AVI CHAI concluded its general grant making on December 31, 2019.

A Maccabee Moment at Shalhevet High School

Posted by: Deborah Fishman

November 30, 2018

Working in a Jewish day school, you are surrounded by modern-day Maccabees whose heroic actions lead to miracles — big and small — all the time. During Chanukah, AVI CHAI and Prizmah: Center for Jewish Day Schools are featuring stories from Jewish day schools of “Maccabee moments” when students, teachers, and leaders made a difference to surmount challenges, beat the odds, and valiantly further Jewish values and actions in our community. Together we will read them and say “Nes Gadol Haya PO!” Chag Urim Sameach!
A Maccabee Moment at Jean and Jerry Friedman Shalhevet High School
Once a week, all of Shalhevet meets together for an hour in the school gym to dialogue about difficult topics in our Town Hall. A group of students outlines some questions for conversation in advance and one student, the agenda chair, leads a school-wide discussion. Like most of America, our school is currently politically divided. Shalhevet students and teachers both notice how engaging in conversations that don’t become politically-charged and divisive has become difficult. The Agenda Committee saw this issue and decided to use our school’s Town Hall to think communally about how we can and should use conversation to bring us together.
A few weeks ago, we challenged the divisiveness in our community by discussing one of the most polarizing topics of the last few months–the election of now-Supreme Court Justice Brett Kavanaugh. From the beginning of Town Hall, the students were told that the goal of the conversation was to “improve the culture of politicized conversation at Shalhevet.” Ground rules were laid out: don’t use comments to unnecessarily instigate others, and do try to understand the other side.
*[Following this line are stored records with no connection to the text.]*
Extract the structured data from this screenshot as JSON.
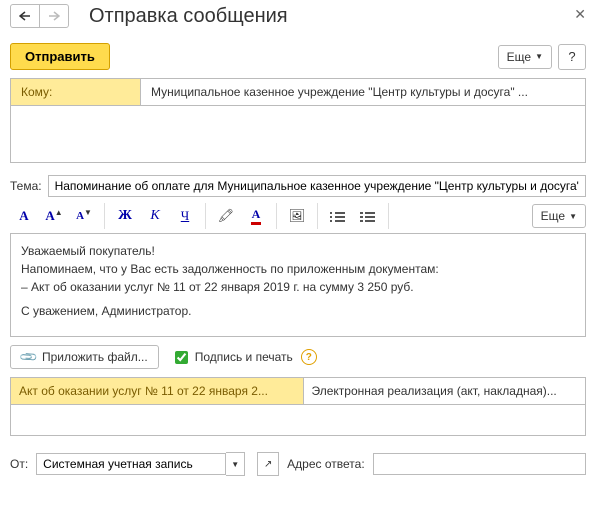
{
  "title": "Отправка сообщения",
  "buttons": {
    "send": "Отправить",
    "more": "Еще",
    "help": "?",
    "attach": "Приложить файл...",
    "signature": "Подпись и печать"
  },
  "to": {
    "label": "Кому:",
    "value": "Муниципальное казенное учреждение \"Центр культуры и досуга\" ..."
  },
  "subject": {
    "label": "Тема:",
    "value": "Напоминание об оплате для Муниципальное казенное учреждение \"Центр культуры и досуга\""
  },
  "body": {
    "l1": "Уважаемый покупатель!",
    "l2": "Напоминаем, что у Вас есть задолженность по приложенным документам:",
    "l3": " – Акт об оказании услуг № 11 от 22 января 2019 г. на сумму 3 250 руб.",
    "l4": "С уважением, Администратор."
  },
  "docs": {
    "selected": "Акт об оказании услуг № 11 от 22 января 2...",
    "other": "Электронная реализация (акт, накладная)..."
  },
  "from": {
    "label": "От:",
    "value": "Системная учетная запись",
    "reply_label": "Адрес ответа:",
    "reply_value": ""
  },
  "fmt_more": "Еще"
}
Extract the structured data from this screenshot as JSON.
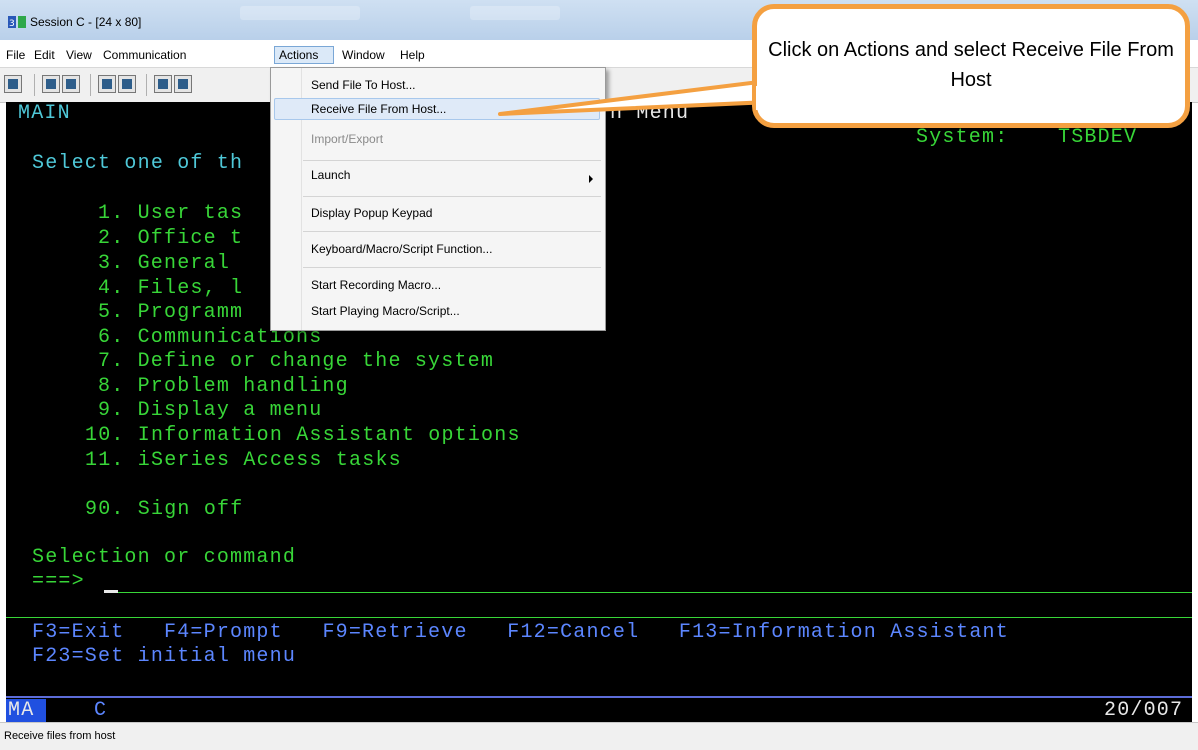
{
  "window": {
    "title": "Session C - [24 x 80]"
  },
  "menubar": {
    "items": [
      "File",
      "Edit",
      "View",
      "Communication",
      "Actions",
      "Window",
      "Help"
    ],
    "active": "Actions"
  },
  "toolbar": {
    "buttons": [
      "print-screen-icon",
      "copy-icon",
      "paste-icon",
      "send-file-icon",
      "receive-file-icon",
      "display-keypad-icon",
      "macro-icon"
    ]
  },
  "actions_menu": {
    "items": [
      {
        "label": "Send File To Host...",
        "enabled": true
      },
      {
        "label": "Receive File From Host...",
        "enabled": true,
        "highlighted": true
      },
      {
        "label": "Import/Export",
        "enabled": false
      },
      {
        "label": "Launch",
        "enabled": true,
        "submenu": true
      },
      {
        "label": "Display Popup Keypad",
        "enabled": true
      },
      {
        "label": "Keyboard/Macro/Script Function...",
        "enabled": true
      },
      {
        "label": "Start Recording Macro...",
        "enabled": true
      },
      {
        "label": "Start Playing Macro/Script...",
        "enabled": true
      }
    ]
  },
  "terminal": {
    "menu_id": "MAIN",
    "title_fragment": "n Menu",
    "system_label": "System:",
    "system_name": "TSBDEV",
    "prompt": "Select one of th",
    "options": [
      "1. User tas",
      "2. Office t",
      "3. General ",
      "4. Files, l",
      "5. Programm",
      "6. Communications",
      "7. Define or change the system",
      "8. Problem handling",
      "9. Display a menu",
      "10. Information Assistant options",
      "11. iSeries Access tasks",
      "90. Sign off"
    ],
    "selection_label": "Selection or command",
    "command_prompt": "===>",
    "function_keys_1": "F3=Exit   F4=Prompt   F9=Retrieve   F12=Cancel   F13=Information Assistant",
    "function_keys_2": "F23=Set initial menu",
    "oia_left": "MA",
    "oia_session": "C",
    "oia_cursor": "20/007"
  },
  "statusbar": {
    "text": "Receive files from host"
  },
  "callout": {
    "text": "Click on Actions and select Receive File From Host"
  },
  "colors": {
    "terminal_green": "#38d638",
    "terminal_background": "#000000",
    "callout_border": "#f4a041",
    "menu_highlight": "#dfeaf8"
  }
}
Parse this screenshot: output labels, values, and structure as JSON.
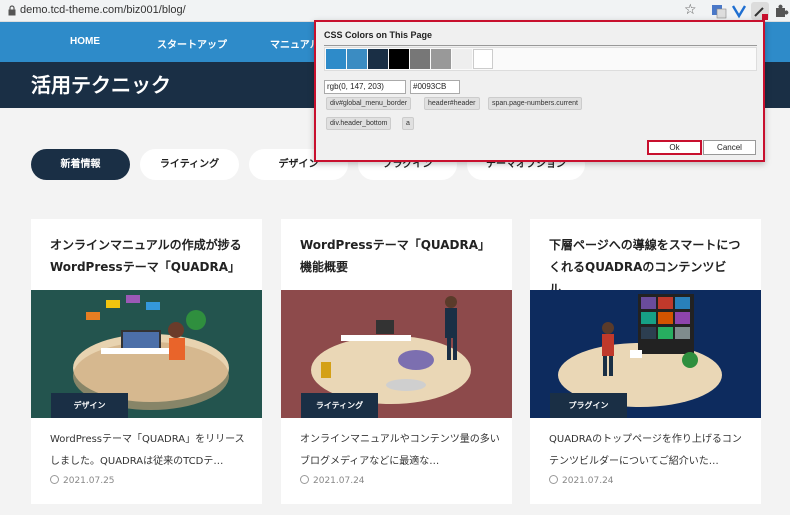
{
  "browser": {
    "url": "demo.tcd-theme.com/biz001/blog/",
    "bookmark_icon": "star-icon",
    "extensions": [
      "translate-icon",
      "vpn-icon",
      "eyedropper-icon",
      "puzzle-icon"
    ]
  },
  "nav": {
    "items": [
      "HOME",
      "スタートアップ",
      "マニュアル"
    ]
  },
  "page": {
    "title": "活用テクニック"
  },
  "filters": [
    "新着情報",
    "ライティング",
    "デザイン",
    "プラグイン",
    "テーマオプション"
  ],
  "cards": [
    {
      "title": "オンラインマニュアルの作成が捗るWordPressテーマ「QUADRA」",
      "category": "デザイン",
      "excerpt": "WordPressテーマ「QUADRA」をリリースしました。QUADRAは従来のTCDテ…",
      "date": "2021.07.25",
      "thumb_bg": "#23544e"
    },
    {
      "title": "WordPressテーマ「QUADRA」機能概要",
      "category": "ライティング",
      "excerpt": "オンラインマニュアルやコンテンツ量の多いブログメディアなどに最適な…",
      "date": "2021.07.24",
      "thumb_bg": "#8d4a4b"
    },
    {
      "title": "下層ページへの導線をスマートにつくれるQUADRAのコンテンツビル…",
      "category": "プラグイン",
      "excerpt": "QUADRAのトップページを作り上げるコンテンツビルダーについてご紹介いた…",
      "date": "2021.07.24",
      "thumb_bg": "#0d2b5e"
    }
  ],
  "popup": {
    "title": "CSS Colors on This Page",
    "swatches": [
      "#2e8bc9",
      "#3b8cc2",
      "#1a2f45",
      "#000000",
      "#777777",
      "#999999",
      "#eeeeee",
      "#ffffff"
    ],
    "rgb_value": "rgb(0, 147, 203)",
    "hex_value": "#0093CB",
    "tags": [
      "div#global_menu_border",
      "header#header",
      "span.page-numbers.current",
      "div.header_bottom",
      "a"
    ],
    "ok_label": "Ok",
    "cancel_label": "Cancel"
  }
}
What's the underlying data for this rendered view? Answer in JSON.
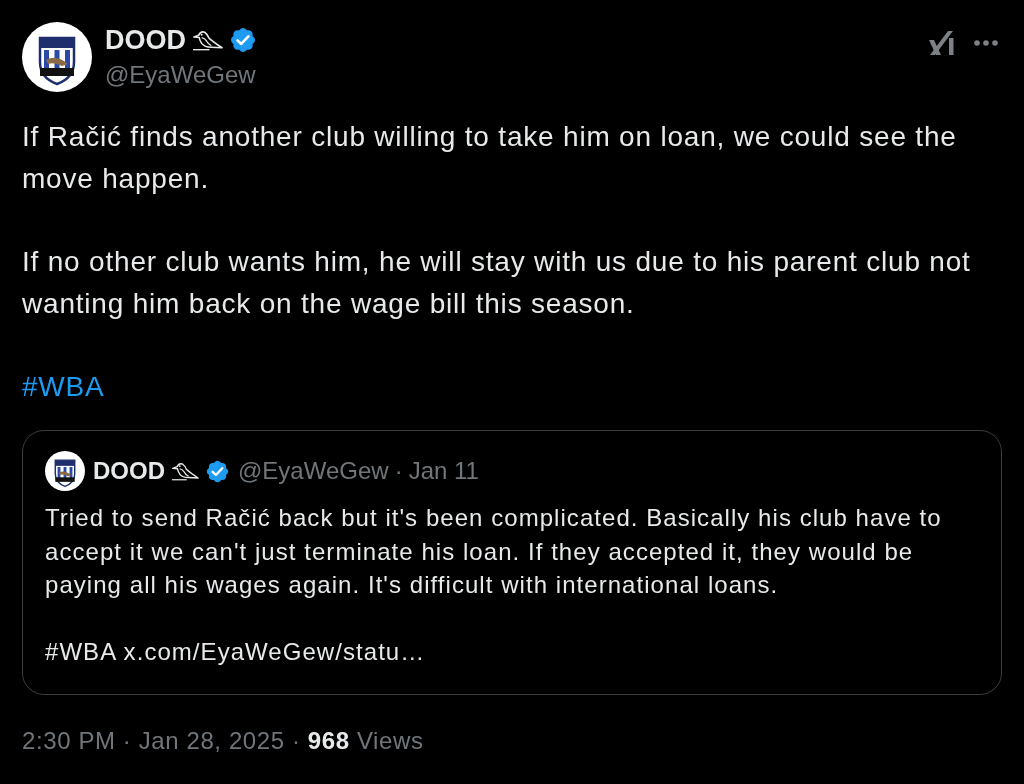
{
  "post": {
    "author": {
      "name": "DOOD",
      "handle": "@EyaWeGew",
      "verified": true
    },
    "body": [
      "If Račić finds another club willing to take him on loan, we could see the move happen.",
      "If no other club wants him, he will stay with us due to his parent club not wanting him back on the wage bill this season."
    ],
    "hashtag": "#WBA",
    "quoted_post": {
      "author": {
        "name": "DOOD",
        "handle": "@EyaWeGew",
        "verified": true
      },
      "separator": "·",
      "date": "Jan 11",
      "body": [
        "Tried to send Račić back but it's been complicated. Basically his club have to accept it we can't just terminate his loan. If they accepted it, they would be paying all his wages again. It's difficult with international loans.",
        "#WBA x.com/EyaWeGew/statu…"
      ]
    },
    "meta": "2:30 PM · Jan 28, 2025 · **968** Views"
  }
}
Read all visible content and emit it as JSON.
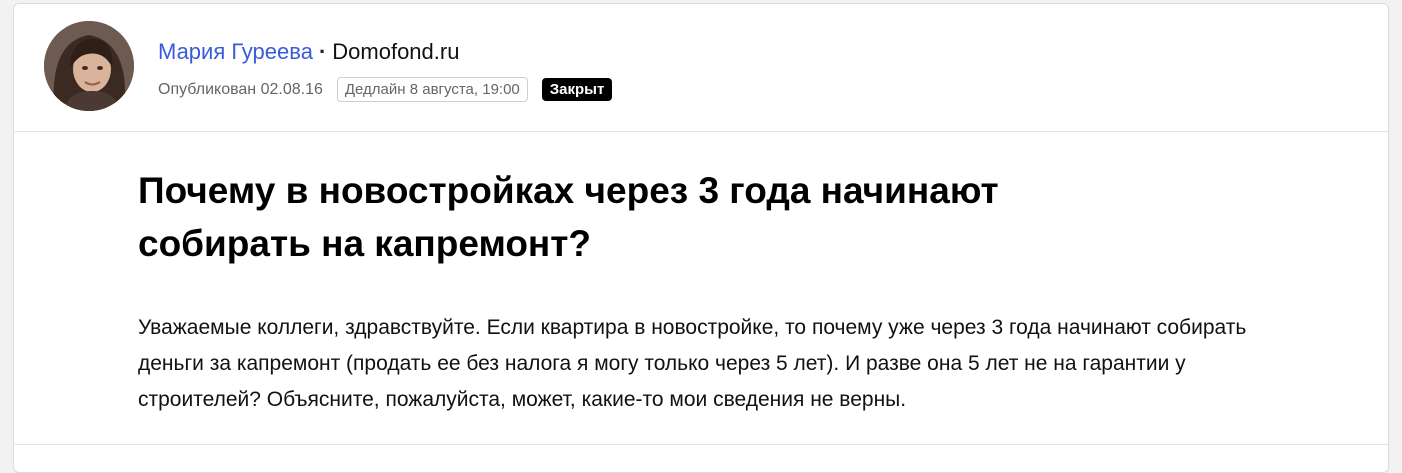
{
  "author": {
    "name": "Мария Гуреева",
    "company": "Domofond.ru",
    "separator": "·",
    "avatar_icon": "author-photo"
  },
  "meta": {
    "published": "Опубликован 02.08.16",
    "deadline": "Дедлайн 8 августа, 19:00",
    "status": "Закрыт"
  },
  "question": {
    "title": "Почему в новостройках через 3 года начинают собирать на капремонт?",
    "body": "Уважаемые коллеги, здравствуйте. Если квартира в новостройке, то почему уже через 3 года начинают собирать деньги за капремонт (продать ее без налога я могу только через 5 лет). И разве она 5 лет не на гарантии у строителей? Объясните, пожалуйста, может, какие-то мои сведения не верны."
  },
  "colors": {
    "author_link": "#3a5bd9",
    "status_bg": "#000000",
    "status_text": "#ffffff"
  }
}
The default belief of the conversation is to always assume that your peer can teach you something.
Miraculously, instead of the usual combativeness we have come to expect in political debate, we saw our students work towards the common goal of respectful dialogue. While we know that there will still be many times our community will be affected by rancorous public debate, there is comfort in now knowing we can come together to civilly discuss complex issues.
Submitted by Na’amit Nagel, a teacher at Shalhevet High School.